Ralph Gibson Grünewald El Greco Cosmode
Light Years by Ralph Gibson (Zurich, Switzerland: Edition Stemmle, 1996)
Grünewald with an essay by. J. K. Huysmans (New York: E. P. Dutton, 1976)
El Greco by Philip Troutman (London: Paul Hamlyn, 1969)
El Greco by D. Davies (New York: Phaidon, 1976)
Cosmode #1: The Glamour Issue by Broccoli Books (Los Angeles: Broccoli Books, 2008)
"I want to be a 'savior' who helps others" "We witness here the revival of a Godhead ablaze with life: the formation of a glorified body gradually escaping from the carnal shell, which is disappearing in an apotheosis of flames of which it is itself the source and seat."
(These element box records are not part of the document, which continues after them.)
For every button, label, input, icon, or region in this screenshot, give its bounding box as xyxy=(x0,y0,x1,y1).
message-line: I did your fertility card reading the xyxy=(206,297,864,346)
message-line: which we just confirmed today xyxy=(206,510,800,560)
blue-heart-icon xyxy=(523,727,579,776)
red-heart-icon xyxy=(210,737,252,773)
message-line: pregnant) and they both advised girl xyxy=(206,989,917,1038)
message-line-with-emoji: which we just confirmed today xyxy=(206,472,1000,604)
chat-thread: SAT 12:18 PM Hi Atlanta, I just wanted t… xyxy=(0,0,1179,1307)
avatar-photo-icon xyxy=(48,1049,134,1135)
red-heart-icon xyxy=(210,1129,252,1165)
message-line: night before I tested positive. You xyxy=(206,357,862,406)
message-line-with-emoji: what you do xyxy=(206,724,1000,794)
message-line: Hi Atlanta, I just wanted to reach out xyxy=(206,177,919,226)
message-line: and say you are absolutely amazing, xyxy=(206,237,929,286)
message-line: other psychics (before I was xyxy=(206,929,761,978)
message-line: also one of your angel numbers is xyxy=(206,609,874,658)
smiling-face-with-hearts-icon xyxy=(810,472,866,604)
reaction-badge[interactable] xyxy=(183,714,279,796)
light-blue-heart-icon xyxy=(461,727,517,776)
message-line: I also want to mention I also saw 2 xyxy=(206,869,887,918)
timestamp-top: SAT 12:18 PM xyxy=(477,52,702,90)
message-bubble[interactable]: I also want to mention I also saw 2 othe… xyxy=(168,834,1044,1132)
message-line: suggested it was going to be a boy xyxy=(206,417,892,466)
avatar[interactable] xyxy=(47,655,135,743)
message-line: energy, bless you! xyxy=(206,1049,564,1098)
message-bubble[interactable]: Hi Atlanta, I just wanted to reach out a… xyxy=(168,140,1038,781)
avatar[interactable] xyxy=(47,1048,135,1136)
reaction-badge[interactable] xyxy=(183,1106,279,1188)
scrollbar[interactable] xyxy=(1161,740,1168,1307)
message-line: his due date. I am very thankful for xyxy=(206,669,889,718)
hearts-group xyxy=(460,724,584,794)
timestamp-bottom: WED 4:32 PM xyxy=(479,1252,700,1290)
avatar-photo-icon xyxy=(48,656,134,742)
"Beginning with the hand that appears, as in a horror movie, in the crack of a door or the hands that emerge from the water to grasp the hull of a boat, the development proceeds from such literary-dramatic images to photographs with a more lyrical disposition, such as those showing hands shading the eyes from bright light or a finger calling for silence in an otherwise noiseless picture." (11)
Mannerism. It is a term of art history that applies to a late Renaissance push beyond the harmony and balance of Italian ceiling painters like Michelangelo (you really want a stable ceiling!) and the humane portraitists (you really want to contain the imbalance of Leonardo).
The Mannerists felt that art needed heightening and elongation,
torsion and coloration,
dyssymmetry and dyspepsia
to convey the superpower of religious message and its awkward fit on puny human form.
I came upon two books of El Greco and one of Matthias Grünewald,
and I knew I wanted my scissors to trace those stretched contours into the 20th century.
But landing where?
Another chance find was a book about Japanese cosplay with a how-to fashion orientation,
called Cosmode #1: The Glamour Issue.
In this world, kids go to great lengths to refit themselves
in the garb of anime or superhero or camp.
They heighten, they elongate, they anime-ate. Icon do!
Still no hall for these outspoken ones, no locality, no home.
Here we go, Light Years closer to here—a book of photos by Ralph Gibson,
another national imager, like Robert Frank, like Walker Evans.